Líder espiritual e mãe recebem penas severas por crimes hediondos contra adolescente

A Justiça de Minas Gerais condenou um líder espiritual e a mãe de um adolescente por uma série de crimes graves cometidos dentro de um centro religioso em Teófilo Otoni, no Vale do Mucuri. Os réus foram considerados culpados pelos delitos de tortura, estupro de vulnerável, lesões corporais e corrupção de menores, em um caso que chocou a região.

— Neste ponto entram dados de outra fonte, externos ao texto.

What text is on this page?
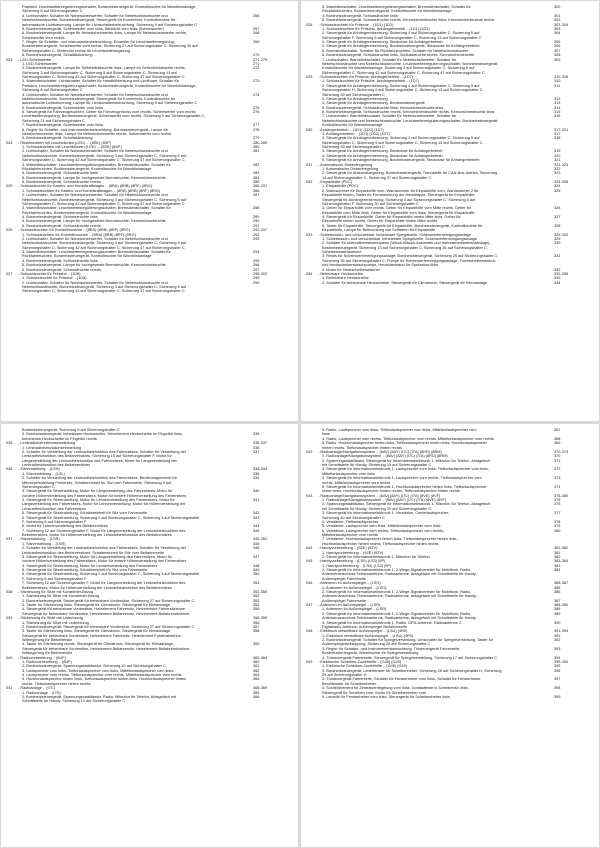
Parklicht, Leuchtweitenregulierungsschalter, Bordnetzsteuergerät, Kontrollleuchte für Warnblinkanlage,
Sicherung 8 auf Sicherungshalter C
4. Lichtschalter, Schalter für Nebelscheinwerfer, Schalter für Nebelschlussleuchte und	266
Nebelschlussleuchte, Bordnetzsteuergerät, Steuergerät für Kurvenlicht, Kontrollleuchte für
automatische Lichtsteuerung, Lampe für Lichtschalterbeleuchtung, Sicherung 9 auf Sicherungshalter C
5. Bordnetzsteuergerät, Scheinwerfer vorn links, Blinklicht vorn links (Scheinwerfer)	267
6. Bordnetzsteuergerät, Lampe für Nebelscheinwerfer links, Lampe für Nebelscheinwerfer rechts,	268
Scheinwerfer vorn rechts
7. Regler für Schalter- und Instrumentenbeleuchtung, Einsteller für Leuchtweitenregelung,	269
Bordnetzsteuergerät, Scheinwerfer vorn rechts, Sicherung 21 auf Sicherungshalter C, Sicherung 30 auf
Sicherungshalter C, Stellmotor rechts für Leuchtweitenregelung
8. Bordnetzsteuergerät, Schaltaktivierung	270
023	- LED-Scheinwerfer	271-279
1. LED-Scheinwerfer	271
2. Bordnetzsteuergerät, Lampe für Seitenblinkleuchte links, Lampe für Seitenblinkleuchte rechts,	272
Sicherung 3 auf Sicherungshalter C, Sicherung 5 auf Sicherungshalter C, Sicherung 13 auf
Sicherungshalter C, Sicherung 42 auf Sicherungshalter C, Sicherung 47 auf Sicherungshalter C
3. Warnblinkschalter, Lichtschalter, Schalter für Handbühlenkung und Lichthupe, Schalter für	273
Parklicht, Leuchtweitenregulierungsschalter, Bordnetzsteuergerät, Kontrollleuchte für Warnblinkanlage,
Sicherung 8 auf Sicherungshalter C
4. Lichtschalter, Schalter für Nebelscheinwerfer, Schalter für Nebelschlussleuchte und	274
Nebelschlussleuchte, Bordnetzsteuergerät, Steuergerät für Kurvenlicht, Kontrollleuchte für
automatische Lichtsteuerung, Lampe für Lichtschalterbeleuchtung, Sicherung 9 auf Sicherungshalter C
5. Bordnetzsteuergerät, Scheinwerfer vorn links	275
6. Steuergerät für Fahrzeugleuchten, Geber für Fahrzeugniveau vorn rechts, Scheinwerfer vorn rechts	276
Leuchtweitenregelung, Bordnetzsteuergerät, Scheinwerfer vorn rechts, Sicherung 9 auf Sicherungshalter C,
Sicherung 21 auf Sicherungshalter C
7. Bordnetzsteuergerät, Scheinwerfer vorn links	277
8. Regler für Schalter- und Instrumentenbeleuchtung, Bordnetzsteuergerät, Lampe für	278
Nebelscheinwerfer links, Lampe für Nebelscheinwerfer rechts, Scheinwerfer vorn rechts
9. Bordnetzsteuergerät, Schaltaktivierung	279
024	- Rückleuchten mit Leuchtdioden (LED) ... (8SK) (8SP)	280-285
1. Schlussleuchten mit Leuchtdioden (LED) ... (8SK) (8SP)	280
2. Lichtschalter, Schalter für Nebelscheinwerfer, Schalter für Nebelschlussleuchte und	281
Nebelschlussleuchte, Bordnetzsteuergerät, Sicherung 3 auf Sicherungshalter C, Sicherung 5 auf
Sicherungshalter C, Sicherung 42 auf Sicherungshalter C, Sicherung 47 auf Sicherungshalter C
3. Warnblinkschalter, Leuchtweitenregulierungsschalter, Bremslichtschalter, Schalter für	282
Rückfahrleuchten, Bordnetzsteuergerät, Kontrollleuchte für Warnblinkanlage
4. Bordnetzsteuergerät, Schlussleuchte links	283
5. Bordnetzsteuergerät, Lampe für hochgesetzte Bremsleuchte, Kennzeichenleuchte	284
6. Bordnetzsteuergerät, Schlussleuchte rechts	285
025	- Schlussleuchte für Kasten- und Kombikraftwagen .. (8RA) (8RB) (8RF) (8RG)	286-291
1. Schlussleuchten für Kasten- und Kombikraftwagen .. (8RA) (8RB) (8RF) (8RG)	286
2. Lichtschalter, Schalter für Nebelscheinwerfer, Schalter für Nebelschlussleuchte und	287
Nebelschlussleuchte, Bordnetzsteuergerät, Sicherung 3 auf Sicherungshalter C, Sicherung 5 auf
Sicherungshalter C, Sicherung 42 auf Sicherungshalter C, Sicherung 47 auf Sicherungshalter C
3. Warnblinkschalter, Leuchtweitenregulierungsschalter, Bremslichtschalter, Schalter für	288
Rückfahrleuchten, Bordnetzsteuergerät, Kontrollleuchte für Warnblinkanlage
4. Bordnetzsteuergerät, Schlussleuchte links	289
5. Bordnetzsteuergerät, Lampe für hochgesetzte Bremsleuchte, Kennzeichenleuchte	290
6. Bordnetzsteuergerät, Schlussleuchte rechts	291
026	- Schlussleuchten für Kombilimousine .. (8RA) (8RB) (8RF) (8RG)	292-297
1. Schlussleuchten für Kombilimousine .. (8RA) (8RB) (8RF) (8RG)	292
2. Lichtschalter, Schalter für Nebelscheinwerfer, Schalter für Nebelschlussleuchte und	293
Nebelschlussleuchte, Bordnetzsteuergerät, Sicherung 3 auf Sicherungshalter C, Sicherung 5 auf
Sicherungshalter C, Sicherung 42 auf Sicherungshalter C, Sicherung 47 auf Sicherungshalter C
3. Warnblinkschalter, Leuchtweitenregulierungsschalter, Bremslichtschalter, Schalter für	294
Rückfahrleuchten, Bordnetzsteuergerät, Kontrollleuchte für Warnblinkanlage
4. Bordnetzsteuergerät, Schlussleuchte links	295
5. Bordnetzsteuergerät, Lampe für hochgesetzte Bremsleuchte, Kennzeichenleuchte	296
6. Bordnetzsteuergerät, Schlussleuchte rechts	297
027	- Schlussleuchte für Pritsche .. (1D8)	298-302
1. Schlussleuchte für Pritsche .. (1D8)	298
2. Lichtschalter, Schalter für Nebelscheinwerfer, Schalter für Nebelschlussleuchte und	299
Nebelschlussleuchte, Bordnetzsteuergerät, Sicherung 3 auf Sicherungshalter C, Sicherung 5 auf
Sicherungshalter C, Sicherung 42 auf Sicherungshalter C, Sicherung 47 auf Sicherungshalter C
3. Warnblinkschalter, Leuchtweitenregulierungsschalter, Bremslichtschalter, Schalter für	300
Rückfahrleuchten, Bordnetzsteuergerät, Kontrollleuchte für Warnblinkanlage
4. Bordnetzsteuergerät, Schlussleuchte links	301
5. Bordnetzsteuergerät, Schlussleuchte rechts, Kennzeichenleuchte links, Kennzeichenleuchte rechts	302
028	- Schlussleuchten für Pritsche .. (1D1) (1D2)	303-309
1. Schlussleuchten für Pritsche, Anhängerbetrieb .. (1D1) (1D2)	303
2. Steuergerät für Anhängererkennung, Sicherung 4 auf Sicherungshalter C, Sicherung 5 auf	304
Sicherungshalter F, Sicherung 5 auf Sicherungshalter C, Sicherung 13 auf Sicherungshalter C
3. Steuergerät für Anhängererkennung, Steckdose für Anhängerbetrieb	305
4. Steuergerät für Anhängererkennung, Bordnetzsteuergerät, Steckdose für Anhängerbetrieb	306
5. Bremslichtschalter, Schalter für Rückfahrleuchten, Schalter für Nebelschlussleuchte	307
6. Bordnetzsteuergerät, Schlussleuchte links, Schlussleuchte rechts, Kennzeichenleuchte	308
7. Lichtschalter, Warnblinkschalter, Schalter für Nebelscheinwerfer, Schalter für	309
Nebelschlussleuchte und Nebelschlussleuchte, Leuchtweitenregulierungsschalter, Bordnetzsteuergerät,
Kontrollleuchte für Warnblinkanlage, Sicherung 3 auf Sicherungshalter C, Sicherung 5 auf
Sicherungshalter C, Sicherung 42 auf Sicherungshalter C, Sicherung 47 auf Sicherungshalter C
029	- Schlussleuchten für Pritsche, Anhängerbetrieb .. (1D7)	310-316
1. Schlussleuchten für Pritsche, Anhängerbetrieb .. (1D7)	310
2. Steuergerät für Anhängererkennung, Sicherung 4 auf Sicherungshalter C, Sicherung 5 auf	311
Sicherungshalter H, Sicherung 9 auf Sicherungshalter C, Sicherung 13 auf Sicherungshalter C,
Sicherung 39 auf Sicherungshalter C
3. Steuergerät für Anhängererkennung	312
4. Steuergerät für Anhängererkennung, Bordnetzsteuergerät	313
5. Bordnetzsteuergerät, Schlussleuchte links, Kennzeichenleuchte links	314
6. Bordnetzsteuergerät, Schlussleuchte rechts, Kennzeichenleuchte rechts, Kennzeichenleuchte links	315
7. Lichtschalter, Warnblinkschalter, Schalter für Nebelscheinwerfer, Schalter für	316
Nebelschlussleuchte und Nebelschlussleuchte, Leuchtweitenregulierungsschalter, Bordnetzsteuergerät,
Kontrollleuchte für Warnblinkanlage
030	- Anhängerbetrieb .. (1D1) (1D2) (1D7)	317-321
1. Anhängerbetrieb .. (1D1) (1D2) (1D7)	317
2. Steuergerät für Anhängererkennung, Sicherung 4 auf Sicherungshalter C, Sicherung 5 auf	318
Sicherungshalter C, Sicherung 9 auf Sicherungshalter C, Sicherung 13 auf Sicherungshalter C,
Sicherung 39 auf Sicherungshalter C
3. Steuergerät für Anhängererkennung, Steckdose für Anhängerbetrieb	319
4. Steuergerät für Anhängererkennung, Steckdose für Anhängerbetrieb	320
5. Steuergerät für Anhängererkennung, Bordnetzsteuergerät, Steckdose für Anhängerbetrieb	321
031	- Automatische Distanzregelung	322-323
1. Automatische Distanzregelung	322
2. Steuergerät für Abstandsregelung, Bordnetzsteuergerät, Trennstelle für CAN-Bus-Antrieb, Sicherung	323
14 auf Sicherungshalter C, Sicherung 37 auf Sicherungshalter C
032	- Einparkhilfe (PDC)	324-328
1. Einparkhilfe (PDC)	324
2. Warnsummer für Einparkhilfe vorn, Warnsummer für Einparkhilfe vorn, Warnsummer 2 für	325
Einparkhilfe hinten, Taster für Fernsteuerung der Heckklappe, Steuergerät für Einparkhilfe,
Steuergerät für Anhängererkennung, Sicherung 4 auf Sicherungshalter C, Sicherung 6 auf
Sicherungshalter F, Sicherung 30 auf Sicherungshalter C
3. Geber für Einparkhilfe vorn rechts, Geber für Einparkhilfe vorn Mitte rechts, Geber für	326
Einparkhilfe vorn Mitte links, Geber für Einparkhilfe vorn links, Steuergerät für Einparkhilfe
4. Steuergerät für Einparkhilfe, Geber für Einparkhilfe hinten Mitte links, Geber für	327
Einparkhilfe hinten rechts, Geber für Einparkhilfe hinten Mitte rechts
5. Taster für Einparkhilfe, Steuergerät für Einparkhilfe, Bordnetzsteuergerät, Kontrollleuchte für	328
Einparkhilfe, Lampe für Beleuchtung von Schaltern für Einparkhilfe
033	- Schiebedach- und verschiebbar, beheizbare Spiegelzelle, Scheinwerferreinigungsanlage	329-332
1. Schiebedach- und verschiebbar, beheizbare Spiegelzelle, Scheinwerferreinigungsanlage	329
2. Schalter für Intervallbetriebsfrequenz (Wisch-Wasch-Automatik und Intervalmerkbetriebsanlage),	330
Bordnetzsteuergerät, Sicherung 13 auf Sicherungshalter C, Sicherung 36 auf Sicherungshalter C,
Scheibenwaschsumme
3. Relais für Scheinwerferreinigungsanlage, Bordnetzsteuergerät, Sicherung 29 auf Sicherungshalter C,	331
Sicherung 36 auf Sicherungshalter C, Pumpe für Scheinwerferreinigungsanlage, Frontscheibenwasch-
und Heckscheibenwaschpumpe, Heizwiderstand für Spritzdüse links
4. Motor für Heckscheibenwischer	332
034	- Beheizbare Heckscheibe	333-335
1. Beheizbare Heckscheibe	333
2. Schalter für beheizbare Heckscheibe, Steuergerät für Climatronic, Steuergerät für Klimaanlage	334
Bordnetzsteuergerät, Sicherung 8 auf Sicherungshalter C
3. Bordnetzsteuergerät, beheizbare Heckscheibe, Heizelement Heckscheibe im Flügelfür links,	335
beheizbare Heckscheibe im Flügeltür rechts
035	- Lenkradheizfunktionseinstellung	336-337
1. Lenkradheizfunktionseinstellung	336
2. Schalter für Verstellung der Lenkradheizfunktion des Fahrersitzes, Schalter für Verstellung der	337
Lenkradheizfunktion des Beifahrersitzes, Sicherung 10 auf Sicherungshalter F, Motor für
Längsverstellung der Lenkradheizfunktion des Fahrersitzes, Motor für Längsverstellung der
Lenkradheizfunktion des Beifahrersitzes
036	- Sitzverstellung .. (LSH)	338-344
1. Sitzverstellung .. (LSL)	338
2. Schalter für Verstellung der Lenkradheizfunktion des Fahrersitzes, Bedienungseinheit für	339
Memoryeinstellung Fahrersitz, Schaltereinheit für Sitz vorn Fahrerseite, Sicherung 3 auf
Sicherungshalter C
3. Steuergerät für Sitzeinstellung, Motor für Längsverstellung des Fahrersitzes, Motor für	340
vordere Höhenverstellung des Fahrersitzes, Motor für hintere Höhenverstellung des Fahrersitzes
4. Steuergerät für Sitzeinstellung, Motor für Lehnenverstellung des Fahrersitzes, Motor für	341
Längsverstellung des Fahrersitzes, Motor für Lehnenverstellung, Motor für Höhenverstellung der
Lenkradheizfunktion des Fahrersitzes
5. Steuergerät für Sitzeinstellung, Schaltereinheit für Sitz vorn Fahrerseite	342
6. Steuergerät für Sitzeinstellung, Sicherung 2 auf Sicherungshalter C, Sicherung 3 auf Sicherungshalter	343
F, Sicherung 8 auf Sicherungshalter F
8. Motor für Lehnenverstellung des Beifahrersitzes	344
7. Sicherung 12 auf Sicherungshalter F, Motor für Längsverstellung der Lenkradheizfunktion des	345
Beifahrersitzes, Motor für Höhenverstellung der Lenkradheizfunktion des Beifahrersitzes
037	- Sitzverstellung .. (LSR)	345-351
1. Sitzverstellung .. (LSR)	345
2. Schalter für Verstellung der Lenkradheizfunktion des Fahrersitzes, Schalter für Verstellung der	346
Lenkradheizfunktion des Beifahrersitzes, Schaltereinheit für Sitz vorn Beifahrerseite
3. Steuergerät für Sitzeinstellung, Motor für Längsverstellung des Fahrersitzes, Motor für	347
vordere Höhenverstellung des Fahrersitzes, Motor für hintere Höhenverstellung des Fahrersitzes
4. Steuergerät für Sitzeinstellung, Motor für Lehnenverstellung des Fahrersitzes	348
5. Steuergerät für Sitzeinstellung, Schaltereinheit für Sitz vorn Fahrerseite	349
6. Steuergerät für Sitzeinstellung, Sicherung 2 auf Sicherungshalter C, Sicherung 3 auf Sicherungshalter	350
F, Sicherung 8 auf Sicherungshalter F
7. Sicherung 12 auf Sicherungshalter F, Motor für Längsverstellung der Lenkradheizfunktion des	351
Beifahrersitzes, Motor für Höhenverstellung der Lenkradheizfunktion des Beifahrersitzes
038	- Sitzheizung für Sitze mit Kunstleder-Bezug	352-355
1. Sitzheizung für Sitze mit Kunstleder-Bezug	352
2. Bordnetzsteuergerät, Steuergerät für beheizbare Vordersitze, Sicherung 27 auf Sicherungshalter C	353
3. Taster für Sitzheizung links, Steuergerät für Climatronic, Steuergerät für Klimaanlage	354
4. Steuergerät für beheizbare Vordersitze, Heizelement Fahrersitz, Heizelement Fahrersitzlehne	355
Steuergerät für beheizbare Vordersitze, Heizelement Beifahrersitz, Heizelement Beifahrersitzlehne
039	- Sitzheizung für Sitze mit Lederbezug	356-359
1. Sitzheizung für Sitze mit Lederbezug	356
2. Bordnetzsteuergerät, Steuergerät für beheizbare Vordersitze, Sicherung 27 auf Sicherungshalter C	357
3. Taster für Sitzheizung links, Steuergerät für Climatronic, Steuergerät für Klimaanlage,	358
Steuergerät für beheizbare Vordersitze, Heizelement Fahrersitz, Heizelement Fahrersitzlehne,
Wärmgerung für Beifahrersitz
4. Taster für Sitzheizung rechts, Steuergerät für Climatronic, Steuergerät für Klimaanlage,	359
Steuergerät für beheizbare Vordersitze, Heizelement Beifahrersitz, Heizelement Beifahrersitzlehne,
Wärmgerung für Beifahrersitz
040	- Radiovorbereitung .. (8UF)	360-364
1. Radiovorbereitung .. (8UF)	360
2. Bordnetzsteuergerät, Spannungsstabilisator, Sicherung 10 auf Sicherungshalter C	361
3. Lautsprecher vorn links, Tieftonlautsprecher vorn links, Mitteltonlautsprecher vorn links	362
4. Lautsprecher vorn rechts, Tieftonlautsprecher vorn rechts, Mitteltonlautsprecher vorn rechts	363
5. Hochtonlautsprecher hinten links, Tieftonlautsprecher hinten links, Hochtonlautsprecher hinten	364
rechts, Tieftonlautsprecher hinten rechts
041	- Radioanlage .. (I7C)	365-369
1. Radioanlage .. (I7D)	365
2. Bordnetzsteuergerät, Spannungsstabilisator, Radio, Mikrofon für Telefon, Ablagefach mit	366
Schnittstelle für Handy, Sicherung 10 auf Sicherungshalter C
3. Radio, Lautsprecher vorn links, Tieftonlautsprecher vorn links, Mitteltonlautsprecher vorn	367
links
4. Radio, Lautsprecher vorn rechts, Tieftonlautsprecher vorn rechts, Mitteltonlautsprecher vorn rechts	368
5. Radio, Hochtonlautsprecher hinten links, Tieftonlautsprecher hinten links, Hochtonlautsprecher	369
hinten rechts, Tieftonlautsprecher hinten rechts
042	- Radioanlage/Navigationssystem .. (8AV) (8AY) (I7C) (I7A) (8RD) (8RM)	370-374
1. Radioanlage/Navigationssystem .. (8AV) (8AY) (I7C) (I7A) (8RD) (8RM)	370
2. Spannungsstabilisator, Steuergerät für Informationselektronik 1, Mikrofon für Telefon, Ablagefach	371
mit Schnittstelle für Handy, Sicherung 10 auf Sicherungshalter C
3. Steuergerät für Informationselektronik 1, Lautsprecher vorn links, Tieftonlautsprecher vorn links,	372
Mitteltonlautsprecher vorn links
4. Steuergerät für Informationselektronik 1, Lautsprecher vorn rechts, Tieftonlautsprecher vorn	373
rechts, Mitteltonlautsprecher vorn rechts
5. Steuergerät für Informationselektronik 1, Hochtonlautsprecher hinten links, Tieftonlautsprecher	374
hinten links, Hochtonlautsprecher hinten rechts, Tieftonlautsprecher hinten rechts
043	- Radioanlage/Navigationssystem .. (8AV) (8AY) (I7C) (I7A) (8VE) (8VF)	375-380
1. Radioanlage/Navigationssystem .. (8AV) (8AY) (I7C) (I7A) (8VE) (8VF)	375
2. Spannungsstabilisator, Steuergerät für Informationselektronik 1, Mikrofon für Telefon, Ablagefach	376
mit Schnittstelle für Handy, Sicherung 10 auf Sicherungshalter C
3. Steuergerät für Informationselektronik 1, Verstärker, Centerlautsprecher,	377
Sicherung 40 auf Sicherungshalter C
4. Verstärker, Tieftonlautsprecher	378
5. Verstärker, Lautsprecher vorn links, Mitteltonlautsprecher vorn links	379
6. Verstärker, Lautsprecher vorn rechts, Tieftonlautsprecher vorn rechts,	380
Mitteltonlautsprecher vorn rechts
7. Verstärker, Hochtonlautsprecher hinten links, Tieftonlautsprecher hinten links,
Hochtonlautsprecher hinten rechts, Tieftonlautsprecher hinten rechts
044	- Handyvorbereitung .. (9ZE) (9ZV)	381-382
1. Handyvorbereitung .. (9ZE) (9ZV)	381
2. Steuergerät für Informationselektronik 1, Mikrofon für Telefon	382
045	- Handyvorbereitung .. (LS0) (LS3) (9P)	383-384
1. Handyvorbereitung .. (LS0) (LS3) (9P)	383
2. Steuergerät für Informationselektronik 1, 2-Wege-Signalverteiler für Mobilfunk, Radio,	384
Antennenanschluss Telefonantenne, Radioantenne, Ablagefach mit Schnittstelle für Handy,
Außenspiegel Fahrerseite
046	- Antennen im Außenspiegel .. (LSO)	385-387
1. Antennen im Außenspiegel .. (LSO)	385
2. Steuergerät für Informationselektronik 1, 2-Wege-Signalverteiler für Mobilfunk, Radio,	386
Antennenanschluss Telefonantenne, Radioantenne, Ablagefach mit Schnittstelle für Handy,
Außenspiegel Fahrerseite	387
047	- Antennen im Außenspiegel .. (LSR)	388-390
1. Antennen im Außenspiegel .. (LSR)	388
2. Steuergerät für Informationselektronik 1, 2-Wege-Signalverteiler für Mobilfunk, Radio,	389
Antennenanschluss Telefonantenne, Radioantenne, Ablagefach mit Schnittstelle für Handy
3. Steuergerät für Informationselektronik 1, Radio, GPS-Antenne, Radioantenne 2,	390
Digitalradio-Antenne, Außenspiegel Beifahrerseite
048	- Elektrisch verstellbare Außenspiegel .. (LSU) (4R0)	391-394
1. Elektrisch verstellbare Außenspiegel .. (LSU) (4R0)	391
2. Bordnetzsteuergerät, Schalter für Spiegelverstellung, Umschalter für Spiegelverstellung, Taster für	392
Außenspiegelanklappung, Sicherung 28 auf Sicherungshalter C
3. Regler für Schalter- und Instrumentenbeleuchtung, Türsteuergerät Fahrerseite,	393
Bordnetzsteuergerät, Warnleuchte für Spiegelverstellung
4. Türsteuergerät Fahrerseite, Steuergerät für Spiegelverstellung, Sicherung 17 auf Sicherungshalter C	394
049	- Elektrische Scheiben-Zuziehhilfe .. (G45) (G29)	395-400
1. Elektrische Scheiben-Zuziehhilfe .. (G45) (G29)	395
2. Bordnetzsteuergerät, Lederfenster für Scheibenheber, Sicherung 28 auf Sicherungshalter H, Sicherung	396
29 auf Sicherungshalter H
3. Türsteuergerät Fahrerseite, Schalter für Fensterheber vorn links, Schalter für Fensterheber	397
Beneifenster für Scheibenheber
4. Schließelement für Zentralverriegelung vorn links, Kontaktfeste in Scheibenfür links,	398
Steuergerät für Scheiben vorn, Motor für Scheibenheber vorn
5. Lamelle für Fensterheber vorn links, Steuergerät für Scheibenheber links	399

Detalhes da condenação revelados pela Polícia Civil

Durante entrevista coletiva realizada nesta quarta-feira (22), a delegada Herta Chaves Coimbra detalhou a condenação que foi proferida no mês passado. Os crimes ocorreram no dia 26 de agosto de 2025, no bairro Minas Novas, onde o adolescente foi submetido a intenso sofrimento físico e psicológico.

"Esse menor foi vítima de intenso sofrimento. Ele foi muito agredido e torturado, foi vítima de estupro, lesões e também foi comprovada a corrupção de menores", afirmou a delegada, destacando a gravidade dos atos praticados contra o jovem.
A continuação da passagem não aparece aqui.